No. 3: Franklin-Christoph Fude. My newest fountain pen, it is the most surprising in that I did not have high expectations when I bought it. Besides my beloved Sailors, the F-C fude has proven to be the only acceptable fude I will use.
No. 4: Pilot Posting. I don’t often have need for an ultra-fine or even fine fountain pen when drawing because when I have one in my hand, I find myself getting too fiddly with details in a way that is not flattering to my sketches. But every now and then I need a line finer than what my fudes can produce, especially if I have the urge for line work that mimics traditional pen-and-ink hatching.
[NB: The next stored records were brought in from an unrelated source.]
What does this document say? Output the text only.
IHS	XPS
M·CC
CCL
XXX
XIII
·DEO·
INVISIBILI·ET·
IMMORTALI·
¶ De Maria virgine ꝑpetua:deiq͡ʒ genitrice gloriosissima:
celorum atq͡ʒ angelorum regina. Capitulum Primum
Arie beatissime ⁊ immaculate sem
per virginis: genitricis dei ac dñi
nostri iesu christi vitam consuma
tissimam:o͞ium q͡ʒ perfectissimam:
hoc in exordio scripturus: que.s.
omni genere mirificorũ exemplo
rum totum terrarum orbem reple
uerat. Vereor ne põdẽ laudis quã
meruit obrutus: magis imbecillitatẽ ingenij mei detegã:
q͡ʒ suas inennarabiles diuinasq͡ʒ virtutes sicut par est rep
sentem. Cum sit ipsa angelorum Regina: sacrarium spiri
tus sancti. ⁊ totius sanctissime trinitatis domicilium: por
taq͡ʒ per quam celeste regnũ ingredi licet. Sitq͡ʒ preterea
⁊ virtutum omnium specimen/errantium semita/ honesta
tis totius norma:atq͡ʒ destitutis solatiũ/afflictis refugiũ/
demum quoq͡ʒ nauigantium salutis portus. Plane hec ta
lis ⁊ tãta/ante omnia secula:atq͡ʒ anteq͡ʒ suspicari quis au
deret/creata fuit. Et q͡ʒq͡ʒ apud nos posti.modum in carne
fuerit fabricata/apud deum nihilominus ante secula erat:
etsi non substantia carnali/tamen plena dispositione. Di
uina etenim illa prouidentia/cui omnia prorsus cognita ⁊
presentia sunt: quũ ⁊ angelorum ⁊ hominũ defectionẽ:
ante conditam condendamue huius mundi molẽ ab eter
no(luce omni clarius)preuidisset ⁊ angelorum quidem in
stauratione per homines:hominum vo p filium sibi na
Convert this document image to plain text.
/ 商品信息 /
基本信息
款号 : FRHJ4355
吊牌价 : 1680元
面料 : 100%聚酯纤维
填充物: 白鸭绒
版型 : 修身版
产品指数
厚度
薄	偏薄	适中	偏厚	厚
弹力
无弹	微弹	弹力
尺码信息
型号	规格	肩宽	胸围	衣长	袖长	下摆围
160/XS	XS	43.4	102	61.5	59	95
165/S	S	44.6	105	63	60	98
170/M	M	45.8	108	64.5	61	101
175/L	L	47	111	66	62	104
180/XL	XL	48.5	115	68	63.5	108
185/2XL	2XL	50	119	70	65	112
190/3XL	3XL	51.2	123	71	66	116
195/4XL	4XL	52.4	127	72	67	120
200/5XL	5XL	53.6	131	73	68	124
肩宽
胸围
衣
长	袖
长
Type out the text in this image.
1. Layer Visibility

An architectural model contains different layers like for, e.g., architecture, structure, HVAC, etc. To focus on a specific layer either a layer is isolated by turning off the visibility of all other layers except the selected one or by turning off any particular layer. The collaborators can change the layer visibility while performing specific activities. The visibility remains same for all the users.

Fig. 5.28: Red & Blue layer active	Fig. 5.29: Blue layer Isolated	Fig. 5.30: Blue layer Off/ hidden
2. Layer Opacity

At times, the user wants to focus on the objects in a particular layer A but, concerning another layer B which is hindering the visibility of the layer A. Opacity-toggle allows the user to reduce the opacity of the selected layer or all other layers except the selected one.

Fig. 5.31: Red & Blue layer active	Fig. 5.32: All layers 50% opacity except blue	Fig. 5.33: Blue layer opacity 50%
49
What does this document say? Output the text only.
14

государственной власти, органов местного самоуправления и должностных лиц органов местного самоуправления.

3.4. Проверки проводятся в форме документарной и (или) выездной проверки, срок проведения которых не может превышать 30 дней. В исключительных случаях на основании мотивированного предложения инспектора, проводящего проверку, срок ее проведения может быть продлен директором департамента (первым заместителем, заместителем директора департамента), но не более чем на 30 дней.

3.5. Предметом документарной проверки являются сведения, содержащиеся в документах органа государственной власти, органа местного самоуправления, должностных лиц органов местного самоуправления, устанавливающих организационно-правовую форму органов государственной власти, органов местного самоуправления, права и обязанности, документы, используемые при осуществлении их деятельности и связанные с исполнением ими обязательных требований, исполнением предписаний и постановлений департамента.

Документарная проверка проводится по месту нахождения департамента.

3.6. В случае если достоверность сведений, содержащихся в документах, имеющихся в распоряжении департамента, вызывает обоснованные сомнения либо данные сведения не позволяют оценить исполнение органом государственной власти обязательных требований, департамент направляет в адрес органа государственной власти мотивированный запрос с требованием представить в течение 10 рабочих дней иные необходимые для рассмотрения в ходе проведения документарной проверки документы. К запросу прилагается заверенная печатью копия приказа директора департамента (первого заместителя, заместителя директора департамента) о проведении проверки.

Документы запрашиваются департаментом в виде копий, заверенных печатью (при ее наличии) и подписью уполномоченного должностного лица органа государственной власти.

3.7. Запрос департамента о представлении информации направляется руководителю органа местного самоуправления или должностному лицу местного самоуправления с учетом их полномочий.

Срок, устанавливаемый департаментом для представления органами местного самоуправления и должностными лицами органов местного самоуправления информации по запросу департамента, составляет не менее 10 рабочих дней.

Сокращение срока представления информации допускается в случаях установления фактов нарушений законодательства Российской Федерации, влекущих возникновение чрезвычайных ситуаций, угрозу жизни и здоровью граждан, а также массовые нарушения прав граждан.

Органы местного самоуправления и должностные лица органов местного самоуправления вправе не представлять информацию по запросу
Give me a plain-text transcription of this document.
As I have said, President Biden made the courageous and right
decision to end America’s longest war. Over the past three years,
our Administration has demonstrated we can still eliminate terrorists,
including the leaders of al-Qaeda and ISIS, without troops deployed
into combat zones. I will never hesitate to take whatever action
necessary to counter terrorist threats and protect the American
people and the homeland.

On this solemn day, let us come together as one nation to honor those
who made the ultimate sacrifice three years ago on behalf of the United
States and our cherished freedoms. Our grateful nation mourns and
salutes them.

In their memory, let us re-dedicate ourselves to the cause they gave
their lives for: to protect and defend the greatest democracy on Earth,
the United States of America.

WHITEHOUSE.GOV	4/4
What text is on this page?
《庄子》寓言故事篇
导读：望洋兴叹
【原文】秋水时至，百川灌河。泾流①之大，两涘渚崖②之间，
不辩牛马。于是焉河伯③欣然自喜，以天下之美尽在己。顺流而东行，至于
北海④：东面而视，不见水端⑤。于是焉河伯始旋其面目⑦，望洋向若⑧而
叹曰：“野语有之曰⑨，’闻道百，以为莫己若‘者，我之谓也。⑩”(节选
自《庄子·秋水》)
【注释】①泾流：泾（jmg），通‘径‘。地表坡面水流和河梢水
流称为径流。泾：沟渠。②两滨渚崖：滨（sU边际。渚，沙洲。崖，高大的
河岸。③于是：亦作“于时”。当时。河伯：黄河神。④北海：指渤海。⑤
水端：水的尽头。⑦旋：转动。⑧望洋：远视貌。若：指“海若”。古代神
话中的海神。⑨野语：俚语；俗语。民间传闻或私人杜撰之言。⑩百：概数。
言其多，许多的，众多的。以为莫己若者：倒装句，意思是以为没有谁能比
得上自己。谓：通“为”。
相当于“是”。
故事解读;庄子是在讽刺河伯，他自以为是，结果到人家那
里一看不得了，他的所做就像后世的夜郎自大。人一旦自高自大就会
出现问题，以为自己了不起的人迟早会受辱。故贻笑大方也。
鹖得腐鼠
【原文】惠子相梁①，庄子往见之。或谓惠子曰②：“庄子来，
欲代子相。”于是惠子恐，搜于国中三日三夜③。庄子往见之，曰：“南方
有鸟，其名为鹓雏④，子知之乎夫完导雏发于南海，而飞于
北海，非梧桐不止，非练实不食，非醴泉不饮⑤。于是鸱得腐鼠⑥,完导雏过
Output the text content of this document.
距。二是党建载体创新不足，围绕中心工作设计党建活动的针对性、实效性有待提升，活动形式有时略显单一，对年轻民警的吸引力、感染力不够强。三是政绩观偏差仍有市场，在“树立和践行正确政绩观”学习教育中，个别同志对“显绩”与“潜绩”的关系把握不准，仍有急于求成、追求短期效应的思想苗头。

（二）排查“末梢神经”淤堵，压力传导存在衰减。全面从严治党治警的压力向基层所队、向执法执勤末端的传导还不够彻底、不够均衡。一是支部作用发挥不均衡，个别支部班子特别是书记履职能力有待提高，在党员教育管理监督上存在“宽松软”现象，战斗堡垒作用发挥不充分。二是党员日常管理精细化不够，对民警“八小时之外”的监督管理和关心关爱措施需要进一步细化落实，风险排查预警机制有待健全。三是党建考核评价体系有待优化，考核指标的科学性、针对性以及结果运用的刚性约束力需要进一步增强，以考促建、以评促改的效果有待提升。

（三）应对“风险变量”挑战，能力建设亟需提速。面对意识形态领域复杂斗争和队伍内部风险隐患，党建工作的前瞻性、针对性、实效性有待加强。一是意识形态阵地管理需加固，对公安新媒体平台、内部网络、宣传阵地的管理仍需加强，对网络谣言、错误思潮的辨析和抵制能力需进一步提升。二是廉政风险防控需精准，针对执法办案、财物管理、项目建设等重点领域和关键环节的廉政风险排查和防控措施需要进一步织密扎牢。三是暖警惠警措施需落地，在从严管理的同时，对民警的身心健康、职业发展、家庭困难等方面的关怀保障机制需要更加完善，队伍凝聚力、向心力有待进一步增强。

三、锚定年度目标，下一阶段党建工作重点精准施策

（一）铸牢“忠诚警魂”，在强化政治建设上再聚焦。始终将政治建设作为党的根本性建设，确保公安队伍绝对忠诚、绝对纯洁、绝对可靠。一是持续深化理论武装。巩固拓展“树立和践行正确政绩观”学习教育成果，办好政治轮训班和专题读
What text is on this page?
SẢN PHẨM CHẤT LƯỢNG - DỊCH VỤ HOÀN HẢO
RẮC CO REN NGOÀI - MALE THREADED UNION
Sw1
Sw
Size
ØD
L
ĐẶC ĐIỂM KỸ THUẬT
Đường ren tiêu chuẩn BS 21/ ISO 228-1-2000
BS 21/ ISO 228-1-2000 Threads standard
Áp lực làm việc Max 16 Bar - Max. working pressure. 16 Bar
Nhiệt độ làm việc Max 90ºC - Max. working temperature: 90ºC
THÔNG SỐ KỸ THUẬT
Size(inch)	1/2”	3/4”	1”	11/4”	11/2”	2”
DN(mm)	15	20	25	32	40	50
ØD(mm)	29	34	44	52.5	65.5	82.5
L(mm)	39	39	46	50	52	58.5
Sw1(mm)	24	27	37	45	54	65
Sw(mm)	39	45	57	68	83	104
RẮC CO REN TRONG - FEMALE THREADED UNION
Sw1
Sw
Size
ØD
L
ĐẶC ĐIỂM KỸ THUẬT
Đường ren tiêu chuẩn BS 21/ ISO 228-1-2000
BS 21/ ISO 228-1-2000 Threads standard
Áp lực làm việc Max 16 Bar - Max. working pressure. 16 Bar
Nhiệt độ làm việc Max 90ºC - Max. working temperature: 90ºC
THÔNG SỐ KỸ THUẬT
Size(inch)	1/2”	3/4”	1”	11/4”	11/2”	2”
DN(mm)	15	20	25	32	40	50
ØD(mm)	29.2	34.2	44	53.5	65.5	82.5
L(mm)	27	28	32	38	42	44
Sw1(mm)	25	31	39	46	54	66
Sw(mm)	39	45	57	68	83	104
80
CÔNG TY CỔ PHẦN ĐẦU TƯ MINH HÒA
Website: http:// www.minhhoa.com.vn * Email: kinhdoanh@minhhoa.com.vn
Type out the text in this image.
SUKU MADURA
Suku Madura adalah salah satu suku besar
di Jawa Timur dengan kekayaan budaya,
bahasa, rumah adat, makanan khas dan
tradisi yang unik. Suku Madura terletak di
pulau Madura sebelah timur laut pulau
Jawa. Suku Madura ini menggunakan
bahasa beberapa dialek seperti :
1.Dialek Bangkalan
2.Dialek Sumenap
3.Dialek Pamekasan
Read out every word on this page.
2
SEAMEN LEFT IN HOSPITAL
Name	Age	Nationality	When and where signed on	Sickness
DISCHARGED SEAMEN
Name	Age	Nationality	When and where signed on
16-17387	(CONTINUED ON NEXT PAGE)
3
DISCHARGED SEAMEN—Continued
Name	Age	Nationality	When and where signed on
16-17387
Pilot’s under-rated posting nib does the job.
No. 5: Sailor Cross Point. Although it doesn’t have quite the same range of line widths as my fudes, the Sailor Cross Point is even smoother (which I thought was hardly possible). Because of its more limited range, it doesn’t get as much sketching mileage, but I still take it out now and then to remind me of what a joy it is to use. Most of the time it stays inked up on my desk as my favorite journal-writing pen. I also love it for sentimental reasons: It’s the only high-end fountain pen I purchased in Tokyo.